Portanto, enquanto o Departamento de Identificação Civil é um órgão eminentemente administrativo e necessariamente vinculado à estrutura da Polícia Civil, o Instituto de Identificação é uma unidade técnico-científica voltada especificamente para a identificação criminal, que pode ou não integrar a estrutura da Polícia Civil. Essa diferença enseja a possibilidade de que as regras sobre sua direção variem na legislação.
Em Estados como São Paulo, em que o Instituto de Identificação Ricardo Gumbleton Daunt (IIRGD) abarca tanto as atividades de identificação civil quanto as de identificação criminal, deverá haver uma separação para adequação à legislação federal.
Todas essas dificuldades poderiam ser evitadas se a Lei Orgânica Nacional tivesse imposto a obrigatória incorporação das unidades técnico-científicas à estrutura da Polícia Civil, com direção exercida por delegados de polícia. No entanto, não o fez, cedendo ao anacronismo e ao politicamente correto. A tendência, portanto, é que a separação se consolide, inclusive nas unidades federativas em que ainda não ocorreu.

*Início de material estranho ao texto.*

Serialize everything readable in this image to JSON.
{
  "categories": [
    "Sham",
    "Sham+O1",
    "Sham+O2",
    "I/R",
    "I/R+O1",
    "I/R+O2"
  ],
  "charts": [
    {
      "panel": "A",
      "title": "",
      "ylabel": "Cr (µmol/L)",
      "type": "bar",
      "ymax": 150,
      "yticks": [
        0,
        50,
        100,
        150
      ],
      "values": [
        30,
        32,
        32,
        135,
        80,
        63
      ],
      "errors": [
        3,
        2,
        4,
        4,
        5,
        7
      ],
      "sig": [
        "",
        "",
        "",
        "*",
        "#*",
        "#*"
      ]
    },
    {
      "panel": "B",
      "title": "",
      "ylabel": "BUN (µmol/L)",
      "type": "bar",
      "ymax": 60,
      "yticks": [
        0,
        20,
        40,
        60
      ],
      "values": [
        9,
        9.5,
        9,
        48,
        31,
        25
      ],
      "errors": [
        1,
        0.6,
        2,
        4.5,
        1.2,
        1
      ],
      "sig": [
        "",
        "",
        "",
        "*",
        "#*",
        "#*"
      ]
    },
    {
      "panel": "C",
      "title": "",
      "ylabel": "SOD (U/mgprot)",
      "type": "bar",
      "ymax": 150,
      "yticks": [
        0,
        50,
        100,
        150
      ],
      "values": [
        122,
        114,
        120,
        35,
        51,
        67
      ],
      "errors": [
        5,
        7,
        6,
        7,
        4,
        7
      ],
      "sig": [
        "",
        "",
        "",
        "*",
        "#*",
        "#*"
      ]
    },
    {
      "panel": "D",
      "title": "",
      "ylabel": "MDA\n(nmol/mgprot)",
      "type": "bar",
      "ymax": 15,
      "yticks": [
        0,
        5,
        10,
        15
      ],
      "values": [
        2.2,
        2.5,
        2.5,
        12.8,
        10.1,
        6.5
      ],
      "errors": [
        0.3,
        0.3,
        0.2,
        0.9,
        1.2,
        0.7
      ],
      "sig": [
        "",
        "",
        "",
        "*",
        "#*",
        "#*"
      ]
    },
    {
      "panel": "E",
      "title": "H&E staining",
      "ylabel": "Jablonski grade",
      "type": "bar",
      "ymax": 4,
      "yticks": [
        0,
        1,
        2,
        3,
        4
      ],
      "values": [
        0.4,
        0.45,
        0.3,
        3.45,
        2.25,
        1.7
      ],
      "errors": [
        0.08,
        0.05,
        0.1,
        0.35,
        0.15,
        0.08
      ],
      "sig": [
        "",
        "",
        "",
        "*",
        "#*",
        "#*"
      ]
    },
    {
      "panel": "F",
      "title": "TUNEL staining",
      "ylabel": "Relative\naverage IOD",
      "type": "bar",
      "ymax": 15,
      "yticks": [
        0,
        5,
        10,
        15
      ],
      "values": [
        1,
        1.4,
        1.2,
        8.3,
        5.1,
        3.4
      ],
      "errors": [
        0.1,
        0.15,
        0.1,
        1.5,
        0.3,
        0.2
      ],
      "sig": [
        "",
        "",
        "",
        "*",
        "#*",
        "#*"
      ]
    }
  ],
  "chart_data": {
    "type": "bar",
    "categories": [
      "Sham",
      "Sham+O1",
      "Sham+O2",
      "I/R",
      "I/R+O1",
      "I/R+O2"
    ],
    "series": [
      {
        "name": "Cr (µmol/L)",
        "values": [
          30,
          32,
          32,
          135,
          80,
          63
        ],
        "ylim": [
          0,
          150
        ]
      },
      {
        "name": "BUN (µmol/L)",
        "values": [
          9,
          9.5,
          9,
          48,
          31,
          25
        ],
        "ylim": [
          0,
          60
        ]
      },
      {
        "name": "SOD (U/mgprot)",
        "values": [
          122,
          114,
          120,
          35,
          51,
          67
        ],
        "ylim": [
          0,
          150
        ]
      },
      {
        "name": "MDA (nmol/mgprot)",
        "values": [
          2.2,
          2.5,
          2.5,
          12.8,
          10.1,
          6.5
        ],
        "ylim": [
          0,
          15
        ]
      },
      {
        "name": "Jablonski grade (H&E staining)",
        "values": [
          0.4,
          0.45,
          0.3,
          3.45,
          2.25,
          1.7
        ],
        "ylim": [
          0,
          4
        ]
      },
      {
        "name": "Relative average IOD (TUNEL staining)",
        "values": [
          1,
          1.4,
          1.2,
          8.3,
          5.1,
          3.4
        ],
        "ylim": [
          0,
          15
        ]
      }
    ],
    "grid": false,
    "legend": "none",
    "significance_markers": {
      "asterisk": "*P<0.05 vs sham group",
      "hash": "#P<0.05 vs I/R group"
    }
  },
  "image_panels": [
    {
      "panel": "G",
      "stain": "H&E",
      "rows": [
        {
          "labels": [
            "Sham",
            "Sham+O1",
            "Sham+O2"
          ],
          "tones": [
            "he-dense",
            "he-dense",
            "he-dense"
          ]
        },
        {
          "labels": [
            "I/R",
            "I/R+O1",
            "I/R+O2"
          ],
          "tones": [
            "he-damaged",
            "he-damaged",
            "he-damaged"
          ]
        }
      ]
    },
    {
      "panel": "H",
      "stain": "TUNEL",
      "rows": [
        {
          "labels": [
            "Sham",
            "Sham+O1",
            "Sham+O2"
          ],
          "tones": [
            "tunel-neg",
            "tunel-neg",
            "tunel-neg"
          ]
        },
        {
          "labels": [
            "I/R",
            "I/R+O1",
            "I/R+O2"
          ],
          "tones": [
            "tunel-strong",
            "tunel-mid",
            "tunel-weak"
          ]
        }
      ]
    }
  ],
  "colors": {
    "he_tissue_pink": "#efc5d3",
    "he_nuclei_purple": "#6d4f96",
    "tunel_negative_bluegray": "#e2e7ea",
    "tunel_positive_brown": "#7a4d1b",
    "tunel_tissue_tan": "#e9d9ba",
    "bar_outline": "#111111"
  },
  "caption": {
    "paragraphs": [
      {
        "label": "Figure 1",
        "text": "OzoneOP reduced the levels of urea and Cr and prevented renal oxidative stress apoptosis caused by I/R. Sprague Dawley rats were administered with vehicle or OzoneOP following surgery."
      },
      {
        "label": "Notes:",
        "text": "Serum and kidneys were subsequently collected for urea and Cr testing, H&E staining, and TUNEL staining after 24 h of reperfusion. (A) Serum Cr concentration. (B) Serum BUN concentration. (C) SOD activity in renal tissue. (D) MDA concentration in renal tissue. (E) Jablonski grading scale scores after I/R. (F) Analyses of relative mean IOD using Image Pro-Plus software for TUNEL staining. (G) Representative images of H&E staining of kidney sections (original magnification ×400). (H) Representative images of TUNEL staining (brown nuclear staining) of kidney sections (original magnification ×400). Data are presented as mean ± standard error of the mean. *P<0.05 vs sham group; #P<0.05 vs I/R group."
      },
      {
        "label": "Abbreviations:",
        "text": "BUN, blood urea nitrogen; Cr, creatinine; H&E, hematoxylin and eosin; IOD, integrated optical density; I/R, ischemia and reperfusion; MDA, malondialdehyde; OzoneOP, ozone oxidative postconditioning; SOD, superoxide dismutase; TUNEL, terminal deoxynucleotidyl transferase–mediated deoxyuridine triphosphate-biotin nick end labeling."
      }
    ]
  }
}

Tanto é assim que, já em seu § 3º do art. 15, a Lei Orgânica Nacional evidencia que as Polícias Civis, em regra, serão distintas das unidades técnico-científicas, estabelecendo que, quando assim for, poderão ter acesso a seus bancos de dados apenas mediante “requisição fundamentada”. Nada mais óbvio: se fossem órgãos integrantes da estrutura da Polícia Civil, qualquer acesso a dados seria direto e imediato, o que, aliás, representaria medida de extrema relevância para a agilização e a eficácia das investigações criminais.
Nota
1 Art. 15. Constituem unidades técnico-científicas da polícia civil as unidades responsáveis pela perícia oficial criminal, nos casos em que o órgão central de perícia oficial de natureza criminal estiver integrado em sua estrutura, cujos chefes devem ser designados pelo Delegado-Geral de Polícia Civil, dentre outras:
I - Instituto de Criminalística;
II - Instituto de Medicina Legal; e
III - Instituto de Identificação.
§ 1º As unidades técnico-científicas são responsáveis pelas atividades de perícia oficial de natureza criminal e técnico-científicas relativas às ciências forenses.
§ 2º Os Institutos de Criminalística, de Medicina Legal e de Identificação devem ser coordenados por peritos oficiais criminais das respectivas áreas que estejam na ativa e sejam da classe mais elevada.
§ 3º Fica garantido, mediante requisição fundamentada, o livre acesso das polícias civis aos bancos de dados de unidades técnico-científicas não integradas à instituição.